第3章 我送你回家
車內的燈光被打開。
鄭偉光伸手搓搓自己的雙手,他有點緊張。畢竟抓錯了人,還打暈了她。他伸手推推田暖,又坐端正了。用眼睛的餘光觀察著田暖。
沒醒。
鄭偉光慢慢伸出了手,在田暖的胳膊上狠狠掐了一把后,忙縮回了手,搭在了方向盤上。
田暖感覺到疼,睜開了眼的同時收收肩膀。
他扭著頭看她,她警惕的往車門的方向縮,低頭看了眼自己的衣服。
田暖看向了鄭偉光,一雙大眼睛恐懼又不安。她看向鄭偉光的眼睛就像是在看變態,並且,她在心底里,就是將他當成了變態。說好帶她去警局的,卻在這路邊停了車,難道,他想在在車上?
田暖被手銬拷在身後的雙手悄悄去解安全帶,問道,「不是去警局嗎?是車壞了嗎?」她故意如此說,只是為了不激怒他,爭取一點逃跑時間。
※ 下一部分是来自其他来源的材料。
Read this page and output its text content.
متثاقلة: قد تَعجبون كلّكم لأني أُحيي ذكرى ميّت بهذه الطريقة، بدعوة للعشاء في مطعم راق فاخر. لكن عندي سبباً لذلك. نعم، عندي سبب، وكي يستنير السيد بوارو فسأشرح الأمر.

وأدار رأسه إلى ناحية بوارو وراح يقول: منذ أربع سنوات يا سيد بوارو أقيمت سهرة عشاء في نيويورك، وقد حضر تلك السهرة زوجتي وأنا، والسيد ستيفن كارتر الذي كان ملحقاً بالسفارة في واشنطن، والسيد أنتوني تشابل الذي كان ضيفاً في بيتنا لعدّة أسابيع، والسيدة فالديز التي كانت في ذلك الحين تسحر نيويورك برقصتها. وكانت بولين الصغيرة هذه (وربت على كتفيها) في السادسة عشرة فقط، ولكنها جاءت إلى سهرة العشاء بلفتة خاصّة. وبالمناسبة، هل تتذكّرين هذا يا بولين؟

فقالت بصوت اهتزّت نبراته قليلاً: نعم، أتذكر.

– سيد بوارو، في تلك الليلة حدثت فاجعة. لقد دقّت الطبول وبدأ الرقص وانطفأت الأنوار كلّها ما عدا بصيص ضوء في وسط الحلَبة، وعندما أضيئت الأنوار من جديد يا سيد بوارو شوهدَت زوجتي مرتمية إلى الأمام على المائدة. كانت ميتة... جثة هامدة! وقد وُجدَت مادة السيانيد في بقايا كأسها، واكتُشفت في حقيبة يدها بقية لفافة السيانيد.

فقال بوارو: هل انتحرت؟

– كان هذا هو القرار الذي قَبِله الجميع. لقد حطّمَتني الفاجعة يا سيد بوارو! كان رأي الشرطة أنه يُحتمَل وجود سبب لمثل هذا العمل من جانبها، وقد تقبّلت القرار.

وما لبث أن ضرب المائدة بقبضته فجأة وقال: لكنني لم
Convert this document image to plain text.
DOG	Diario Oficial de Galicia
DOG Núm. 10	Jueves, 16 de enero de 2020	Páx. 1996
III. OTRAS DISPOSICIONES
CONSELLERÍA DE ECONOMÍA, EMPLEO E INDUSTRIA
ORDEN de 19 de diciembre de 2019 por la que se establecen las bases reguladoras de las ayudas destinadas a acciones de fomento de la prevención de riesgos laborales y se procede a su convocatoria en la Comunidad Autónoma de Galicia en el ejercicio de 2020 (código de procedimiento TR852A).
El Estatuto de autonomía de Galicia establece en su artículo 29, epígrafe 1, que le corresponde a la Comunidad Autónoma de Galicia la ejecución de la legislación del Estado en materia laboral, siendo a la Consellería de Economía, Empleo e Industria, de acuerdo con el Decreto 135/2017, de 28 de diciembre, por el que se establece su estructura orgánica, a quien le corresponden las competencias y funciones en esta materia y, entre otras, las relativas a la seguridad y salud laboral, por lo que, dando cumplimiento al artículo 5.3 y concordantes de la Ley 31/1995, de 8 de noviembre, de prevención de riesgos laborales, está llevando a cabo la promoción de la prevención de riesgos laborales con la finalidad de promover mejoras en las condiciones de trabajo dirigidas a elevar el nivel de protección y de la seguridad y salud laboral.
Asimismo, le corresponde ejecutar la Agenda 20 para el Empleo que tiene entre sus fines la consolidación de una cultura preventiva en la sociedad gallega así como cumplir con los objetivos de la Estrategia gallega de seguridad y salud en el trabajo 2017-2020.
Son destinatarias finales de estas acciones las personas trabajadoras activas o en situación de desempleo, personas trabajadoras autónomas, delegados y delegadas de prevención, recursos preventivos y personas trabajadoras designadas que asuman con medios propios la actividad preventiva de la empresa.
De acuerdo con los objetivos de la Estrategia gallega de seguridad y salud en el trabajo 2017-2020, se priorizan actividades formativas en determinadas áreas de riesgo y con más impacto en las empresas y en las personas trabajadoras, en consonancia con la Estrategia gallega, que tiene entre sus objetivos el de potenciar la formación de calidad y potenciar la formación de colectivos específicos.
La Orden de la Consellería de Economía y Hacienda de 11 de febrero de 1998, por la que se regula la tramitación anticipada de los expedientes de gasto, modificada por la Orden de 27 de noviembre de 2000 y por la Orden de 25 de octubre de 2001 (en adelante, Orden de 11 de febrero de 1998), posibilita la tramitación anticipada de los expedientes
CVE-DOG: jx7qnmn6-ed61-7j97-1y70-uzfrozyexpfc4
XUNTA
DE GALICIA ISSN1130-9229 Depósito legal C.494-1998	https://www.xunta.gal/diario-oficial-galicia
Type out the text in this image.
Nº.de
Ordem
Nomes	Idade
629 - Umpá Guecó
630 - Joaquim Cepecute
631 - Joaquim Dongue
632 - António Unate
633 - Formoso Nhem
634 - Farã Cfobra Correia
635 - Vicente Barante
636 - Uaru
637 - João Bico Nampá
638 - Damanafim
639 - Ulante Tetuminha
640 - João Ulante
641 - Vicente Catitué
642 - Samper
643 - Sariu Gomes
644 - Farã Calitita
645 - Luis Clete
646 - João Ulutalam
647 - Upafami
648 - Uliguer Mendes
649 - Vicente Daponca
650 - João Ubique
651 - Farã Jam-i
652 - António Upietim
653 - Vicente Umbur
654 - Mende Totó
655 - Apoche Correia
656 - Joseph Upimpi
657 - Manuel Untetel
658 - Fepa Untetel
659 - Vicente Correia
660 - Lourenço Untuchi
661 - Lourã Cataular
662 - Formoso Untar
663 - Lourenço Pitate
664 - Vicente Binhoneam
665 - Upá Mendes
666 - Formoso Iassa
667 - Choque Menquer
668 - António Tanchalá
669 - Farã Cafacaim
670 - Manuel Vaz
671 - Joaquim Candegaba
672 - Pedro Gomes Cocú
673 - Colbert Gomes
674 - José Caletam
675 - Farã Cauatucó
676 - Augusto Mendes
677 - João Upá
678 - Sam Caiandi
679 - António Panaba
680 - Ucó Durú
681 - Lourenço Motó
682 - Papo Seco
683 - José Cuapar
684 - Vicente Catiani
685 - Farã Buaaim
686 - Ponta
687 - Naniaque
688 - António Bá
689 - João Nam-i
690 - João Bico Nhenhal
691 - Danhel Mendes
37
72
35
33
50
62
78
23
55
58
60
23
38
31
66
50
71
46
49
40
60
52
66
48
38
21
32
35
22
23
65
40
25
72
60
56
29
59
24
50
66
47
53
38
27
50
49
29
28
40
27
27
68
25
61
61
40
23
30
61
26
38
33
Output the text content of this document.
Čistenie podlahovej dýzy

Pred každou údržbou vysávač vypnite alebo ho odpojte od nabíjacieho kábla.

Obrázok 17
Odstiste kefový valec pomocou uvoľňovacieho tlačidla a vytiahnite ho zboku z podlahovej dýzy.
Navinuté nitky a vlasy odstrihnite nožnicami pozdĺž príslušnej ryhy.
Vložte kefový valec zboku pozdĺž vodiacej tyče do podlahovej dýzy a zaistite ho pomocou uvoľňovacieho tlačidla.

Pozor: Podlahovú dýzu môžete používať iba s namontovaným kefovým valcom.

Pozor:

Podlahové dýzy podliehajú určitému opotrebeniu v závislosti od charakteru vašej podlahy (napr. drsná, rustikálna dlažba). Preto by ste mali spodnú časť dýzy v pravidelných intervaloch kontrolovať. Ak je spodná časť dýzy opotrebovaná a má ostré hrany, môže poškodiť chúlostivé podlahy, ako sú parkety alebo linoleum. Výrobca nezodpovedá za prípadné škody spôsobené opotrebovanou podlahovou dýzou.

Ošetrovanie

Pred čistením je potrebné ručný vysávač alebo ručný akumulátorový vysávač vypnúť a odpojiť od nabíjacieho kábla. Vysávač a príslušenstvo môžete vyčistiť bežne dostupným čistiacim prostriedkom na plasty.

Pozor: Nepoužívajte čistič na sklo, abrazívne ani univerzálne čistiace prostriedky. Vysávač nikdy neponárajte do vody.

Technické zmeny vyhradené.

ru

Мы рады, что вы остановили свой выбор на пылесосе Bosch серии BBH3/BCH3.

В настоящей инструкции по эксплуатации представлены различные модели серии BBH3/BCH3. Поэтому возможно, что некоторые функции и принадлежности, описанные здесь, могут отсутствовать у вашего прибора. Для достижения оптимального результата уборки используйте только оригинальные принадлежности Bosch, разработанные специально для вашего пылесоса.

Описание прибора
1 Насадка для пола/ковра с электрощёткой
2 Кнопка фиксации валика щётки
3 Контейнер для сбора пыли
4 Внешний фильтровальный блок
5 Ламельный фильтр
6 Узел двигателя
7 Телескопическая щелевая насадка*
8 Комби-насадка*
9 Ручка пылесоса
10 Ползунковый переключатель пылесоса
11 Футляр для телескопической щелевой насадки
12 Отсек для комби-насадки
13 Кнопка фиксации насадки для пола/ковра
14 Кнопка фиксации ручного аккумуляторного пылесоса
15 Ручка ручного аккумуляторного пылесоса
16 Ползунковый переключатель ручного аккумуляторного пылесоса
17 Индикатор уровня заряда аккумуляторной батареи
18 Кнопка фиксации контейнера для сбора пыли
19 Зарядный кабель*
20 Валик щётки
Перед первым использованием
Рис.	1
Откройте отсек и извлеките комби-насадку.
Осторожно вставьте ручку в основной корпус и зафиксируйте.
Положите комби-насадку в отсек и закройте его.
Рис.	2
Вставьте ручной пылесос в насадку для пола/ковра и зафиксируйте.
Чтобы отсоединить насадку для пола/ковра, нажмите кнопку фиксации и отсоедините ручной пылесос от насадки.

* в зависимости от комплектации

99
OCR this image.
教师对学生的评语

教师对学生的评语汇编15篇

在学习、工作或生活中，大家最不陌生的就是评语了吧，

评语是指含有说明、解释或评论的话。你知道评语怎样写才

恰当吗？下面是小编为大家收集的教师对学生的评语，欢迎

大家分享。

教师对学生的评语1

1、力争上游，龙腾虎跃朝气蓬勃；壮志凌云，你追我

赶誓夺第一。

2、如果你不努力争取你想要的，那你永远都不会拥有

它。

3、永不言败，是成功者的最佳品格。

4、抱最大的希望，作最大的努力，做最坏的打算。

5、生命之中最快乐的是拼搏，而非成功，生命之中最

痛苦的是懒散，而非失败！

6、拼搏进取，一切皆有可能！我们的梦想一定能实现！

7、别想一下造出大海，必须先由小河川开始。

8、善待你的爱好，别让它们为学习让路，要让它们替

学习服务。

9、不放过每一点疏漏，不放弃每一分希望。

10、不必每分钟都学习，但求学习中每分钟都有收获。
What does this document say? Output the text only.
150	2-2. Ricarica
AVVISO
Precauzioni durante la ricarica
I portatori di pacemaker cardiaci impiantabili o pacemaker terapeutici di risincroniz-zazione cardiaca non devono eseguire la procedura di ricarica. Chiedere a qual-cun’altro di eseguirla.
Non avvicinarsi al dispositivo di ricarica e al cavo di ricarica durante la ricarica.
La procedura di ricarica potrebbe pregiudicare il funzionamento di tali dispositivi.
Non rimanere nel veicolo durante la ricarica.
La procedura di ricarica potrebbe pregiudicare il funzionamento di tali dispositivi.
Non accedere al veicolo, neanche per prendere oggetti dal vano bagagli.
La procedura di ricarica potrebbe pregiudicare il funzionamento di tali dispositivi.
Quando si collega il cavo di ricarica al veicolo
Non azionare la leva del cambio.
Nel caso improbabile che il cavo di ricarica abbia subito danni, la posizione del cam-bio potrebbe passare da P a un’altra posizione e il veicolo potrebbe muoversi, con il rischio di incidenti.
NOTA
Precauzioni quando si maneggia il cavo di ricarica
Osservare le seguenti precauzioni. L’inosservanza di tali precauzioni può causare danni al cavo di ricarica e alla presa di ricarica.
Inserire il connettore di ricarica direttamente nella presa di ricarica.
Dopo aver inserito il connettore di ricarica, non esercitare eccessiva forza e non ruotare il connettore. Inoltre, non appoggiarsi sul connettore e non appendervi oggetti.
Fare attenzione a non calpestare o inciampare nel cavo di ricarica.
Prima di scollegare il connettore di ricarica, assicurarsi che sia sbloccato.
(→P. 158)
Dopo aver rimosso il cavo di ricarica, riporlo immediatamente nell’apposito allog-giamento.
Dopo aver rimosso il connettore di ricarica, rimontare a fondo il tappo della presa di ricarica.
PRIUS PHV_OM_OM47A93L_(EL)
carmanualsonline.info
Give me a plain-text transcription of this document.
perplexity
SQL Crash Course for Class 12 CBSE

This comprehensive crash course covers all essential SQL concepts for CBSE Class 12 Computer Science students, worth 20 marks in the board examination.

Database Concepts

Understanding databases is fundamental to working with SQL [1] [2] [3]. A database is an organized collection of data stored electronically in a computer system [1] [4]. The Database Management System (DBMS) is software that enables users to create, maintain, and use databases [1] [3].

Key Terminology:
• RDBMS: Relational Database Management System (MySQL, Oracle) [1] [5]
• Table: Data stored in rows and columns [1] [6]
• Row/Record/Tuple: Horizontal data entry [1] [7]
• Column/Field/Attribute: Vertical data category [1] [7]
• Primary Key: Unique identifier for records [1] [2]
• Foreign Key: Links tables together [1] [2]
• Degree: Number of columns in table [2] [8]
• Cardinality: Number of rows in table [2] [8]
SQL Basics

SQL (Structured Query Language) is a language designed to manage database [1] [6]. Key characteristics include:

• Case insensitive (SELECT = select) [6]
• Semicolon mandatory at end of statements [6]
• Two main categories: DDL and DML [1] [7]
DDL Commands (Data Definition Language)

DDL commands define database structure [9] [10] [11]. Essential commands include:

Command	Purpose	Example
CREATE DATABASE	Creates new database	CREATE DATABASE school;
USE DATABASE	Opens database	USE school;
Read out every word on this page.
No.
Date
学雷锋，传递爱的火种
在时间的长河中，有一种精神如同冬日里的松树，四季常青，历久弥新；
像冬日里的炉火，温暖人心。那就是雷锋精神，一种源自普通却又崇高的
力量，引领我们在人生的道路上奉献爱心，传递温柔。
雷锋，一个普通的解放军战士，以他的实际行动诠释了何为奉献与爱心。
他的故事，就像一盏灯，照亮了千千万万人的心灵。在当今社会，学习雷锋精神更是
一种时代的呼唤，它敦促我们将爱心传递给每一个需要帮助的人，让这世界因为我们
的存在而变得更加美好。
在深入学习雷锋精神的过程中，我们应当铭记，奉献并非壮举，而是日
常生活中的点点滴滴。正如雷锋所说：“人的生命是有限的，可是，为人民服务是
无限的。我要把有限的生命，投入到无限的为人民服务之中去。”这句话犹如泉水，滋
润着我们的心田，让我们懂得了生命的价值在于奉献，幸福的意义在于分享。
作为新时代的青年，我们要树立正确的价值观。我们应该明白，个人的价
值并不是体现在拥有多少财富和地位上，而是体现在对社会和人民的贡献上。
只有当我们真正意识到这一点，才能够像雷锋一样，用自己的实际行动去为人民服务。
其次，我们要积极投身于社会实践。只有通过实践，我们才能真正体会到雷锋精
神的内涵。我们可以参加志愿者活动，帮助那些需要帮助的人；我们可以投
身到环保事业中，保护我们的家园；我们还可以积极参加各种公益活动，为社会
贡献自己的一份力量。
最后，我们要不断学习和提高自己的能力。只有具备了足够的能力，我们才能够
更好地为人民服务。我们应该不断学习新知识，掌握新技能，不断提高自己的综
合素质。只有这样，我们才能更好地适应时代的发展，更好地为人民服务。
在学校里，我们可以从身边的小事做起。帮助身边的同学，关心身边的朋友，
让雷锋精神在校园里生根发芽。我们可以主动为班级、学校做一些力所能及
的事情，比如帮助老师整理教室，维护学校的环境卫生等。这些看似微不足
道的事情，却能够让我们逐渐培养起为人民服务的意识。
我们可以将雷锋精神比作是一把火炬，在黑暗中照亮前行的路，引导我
鄭偉光尬笑著,開口道,「剛才都是誤會,是我抓錯人了。」他艱難地說出「對不起」。
原來又是自己過度想象了,田暖在心底里鄙視了自己后,十分乖巧的說道,「沒關係的,這事也怪我,是我進錯房在先。」
田暖臉上笑嘻嘻,心裡卻將自己能想到的髒話,罵了個遍。她細數了鄭偉光的三宗罪。
一、將她當成小姐,在心底里鄙視她。
二、給她帶手銬,還打暈她,還掐她。
三、最可恨,是將她看光光了。
鄭偉光聽完田暖的話,瞬間對她刮目相看了,世間竟有如此明事理的女人,咳咳,心跳怎麼加快了。腦子裡浮現她衣著單薄的樣子,他的目光落在了她的胸口,臉刷的就紅了,忙別過了臉,開口道,「我這就給你解開手銬。」
田暖看著鄭偉光下車,抽抽嘴角,嘴角浮現出一抹壞笑。
手銬被解開。
鄭偉光腰還沒挺直,田暖就用頭頂了鄭偉光的下巴。
田暖伸手使勁推了一把鄭偉光,然後跳下了車,快速向前跑。
鄭偉光用手揉揉被撞疼的下巴,看著她像脫了韁的野馬,勾起了嘴角。目光下移,落在了她的高跟鞋上。
「小傻子。」
脫口而出三個字,將鄭偉光嚇了一跳,他居然在關心她,他下意識覺得她穿著高跟鞋跑,腳會疼。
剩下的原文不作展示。